Ora, o que nós precisamos não é de um homem com a inteligência e a honestidade de Salazar, mas de cidadãos que valorizem a honestidade e a inteligência, sem complexos, amem a liberdade, o que significa ser responsável, e cultivem o respeito pelos outros e pela diversidade. Ditadores e pastores é precisamente aquilo que nós não precisamos, sejam eles inteligentes ou estúpidos. É precisamente aqui que reside a diferença entre o Homem e a ovelha: enquanto a ovelha procura um pastor que a guie, o Homem busca a Liberdade. "Ser homem é ser livre. Tornarmo-nos verdadeiros homens, esse é o sentido da História." (Jaspers)

E já vai sendo tempo de os portugueses tirarem as palas dos olhos e deixarem de tirar água à nora. Quase 50 anos depois do 25 de Abril, a esmagadora maioria dos portugueses continua amarrada à nora e a ver o mundo a preto e branco: direita/esquerda, Benfica/Sporting, comunistas/fascistas, Norte/Sul. Não admira, por isso, que os portugueses vão sempre parar ao mesmo sítio. É esse o destino do burro que tira água à nora.

Como disse Laborinho Lúcio, «na complexidade da vida não sou o preto ou o branco, sou preto, branco, amarelo, verde e, no momento de escolher, vou buscar a cor que naquele momento se impõe.»

Ao contrário da esmagadora maioria dos portugueses que conheço, não tenho nenhum brinco de identificação na orelha, que me tivesse sido posto à nascença ou na infância, fosse ele do Benfica, do Sporting, dos Católicos ou da Mocidade Portuguesa. Eu não nasci ovelha de nenhum rebanho. Nasci livre.
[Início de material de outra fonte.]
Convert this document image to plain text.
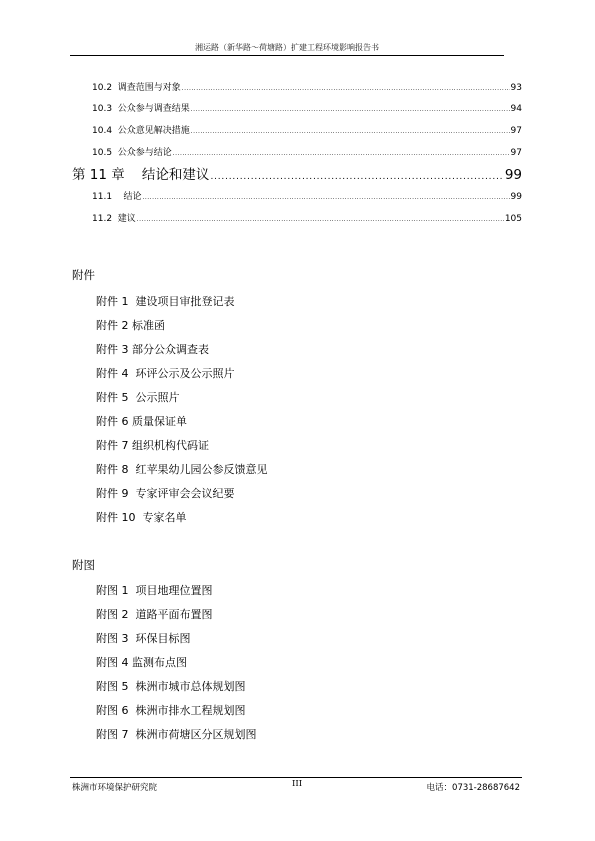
湘运路（新华路～荷塘路）扩建工程环境影响报告书
10.2  调查范围与对象 .....	93
10.3  公众参与调查结果 .....	94
10.4  公众意见解决措施 .....	97
10.5  公众参与结论 .....	97
第 11 章    结论和建议 .....	99
11.1    结论 .....	99
11.2  建议 .....	105
附件
附件 1  建设项目审批登记表
附件 2 标准函
附件 3 部分公众调查表
附件 4  环评公示及公示照片
附件 5  公示照片
附件 6 质量保证单
附件 7 组织机构代码证
附件 8  红苹果幼儿园公参反馈意见
附件 9  专家评审会会议纪要
附件 10  专家名单
附图
附图 1  项目地理位置图
附图 2  道路平面布置图
附图 3  环保目标图
附图 4 监测布点图
附图 5  株洲市城市总体规划图
附图 6  株洲市排水工程规划图
附图 7  株洲市荷塘区分区规划图
株洲市环境保护研究院	III	电话：0731-28687642
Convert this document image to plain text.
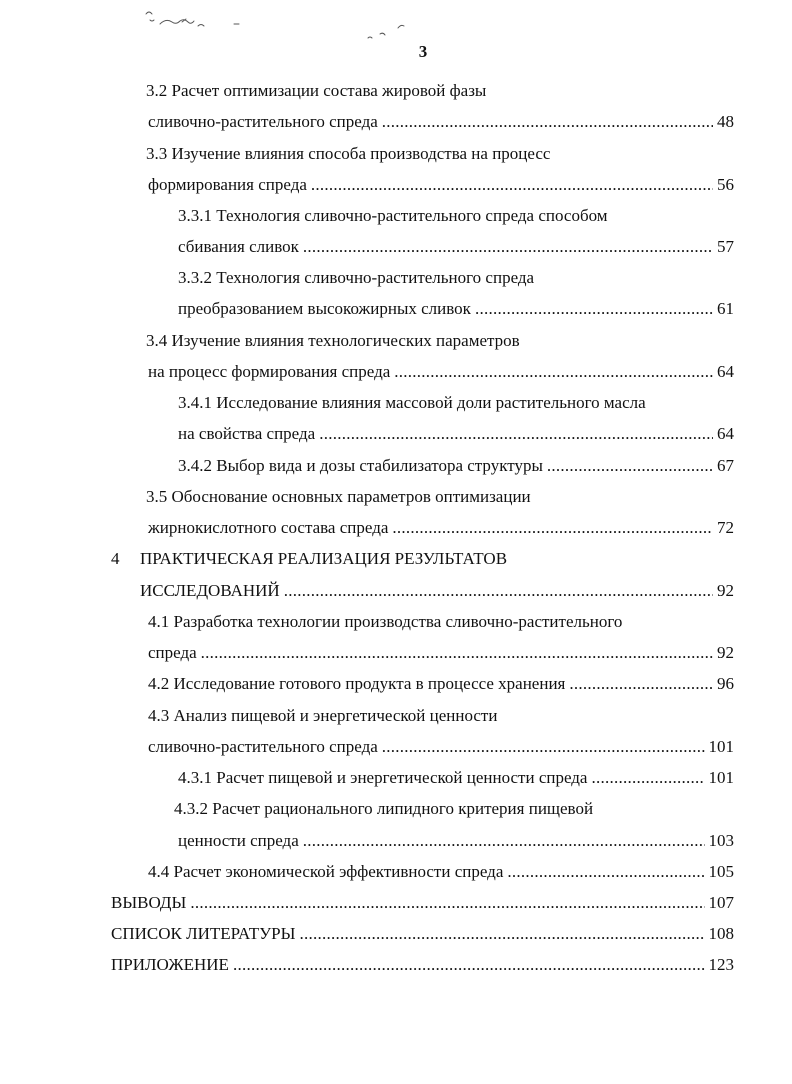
3
3.2 Расчет оптимизации состава жировой фазы
сливочно-растительного спреда . . .	48
3.3 Изучение влияния способа производства на процесс
формирования спреда . . .	56
3.3.1 Технология сливочно-растительного спреда способом
сбивания сливок . . .	57
3.3.2 Технология сливочно-растительного спреда
преобразованием высокожирных сливок . . .	61
3.4 Изучение влияния технологических параметров
на процесс формирования спреда . . .	64
3.4.1 Исследование влияния массовой доли растительного масла
на свойства спреда . . .	64
3.4.2 Выбор вида и дозы стабилизатора структуры . . .	67
3.5 Обоснование основных параметров оптимизации
жирнокислотного состава спреда . . .	72
4 ПРАКТИЧЕСКАЯ РЕАЛИЗАЦИЯ РЕЗУЛЬТАТОВ
ИССЛЕДОВАНИЙ . . .	92
4.1 Разработка технологии производства сливочно-растительного
спреда . . .	92
4.2 Исследование готового продукта в процессе хранения . . .	96
4.3 Анализ пищевой и энергетической ценности
сливочно-растительного спреда . . .	101
4.3.1 Расчет пищевой и энергетической ценности спреда . . .	101
4.3.2 Расчет рационального липидного критерия пищевой
ценности спреда . . .	103
4.4 Расчет экономической эффективности спреда . . .	105
ВЫВОДЫ . . .	107
СПИСОК ЛИТЕРАТУРЫ . . .	108
ПРИЛОЖЕНИЕ . . .	123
Como escreveu Miguel Torga, “Ser livre não é um dote, é um dom”. Só estou vinculado à minha consciência. E se gosto de participar em debates acesos em que defendo com entusiasmo as minhas convicções, o meu principal objectivo não é convencer o oponente da minha razão, mas desafiá-lo a convencer-me de que eu estou errado. E, se me convencer, eu mudo de opinião de imediato. Como dizia André Gide, “confia nos que procuram a verdade, mas desconfia daqueles que a encontram”.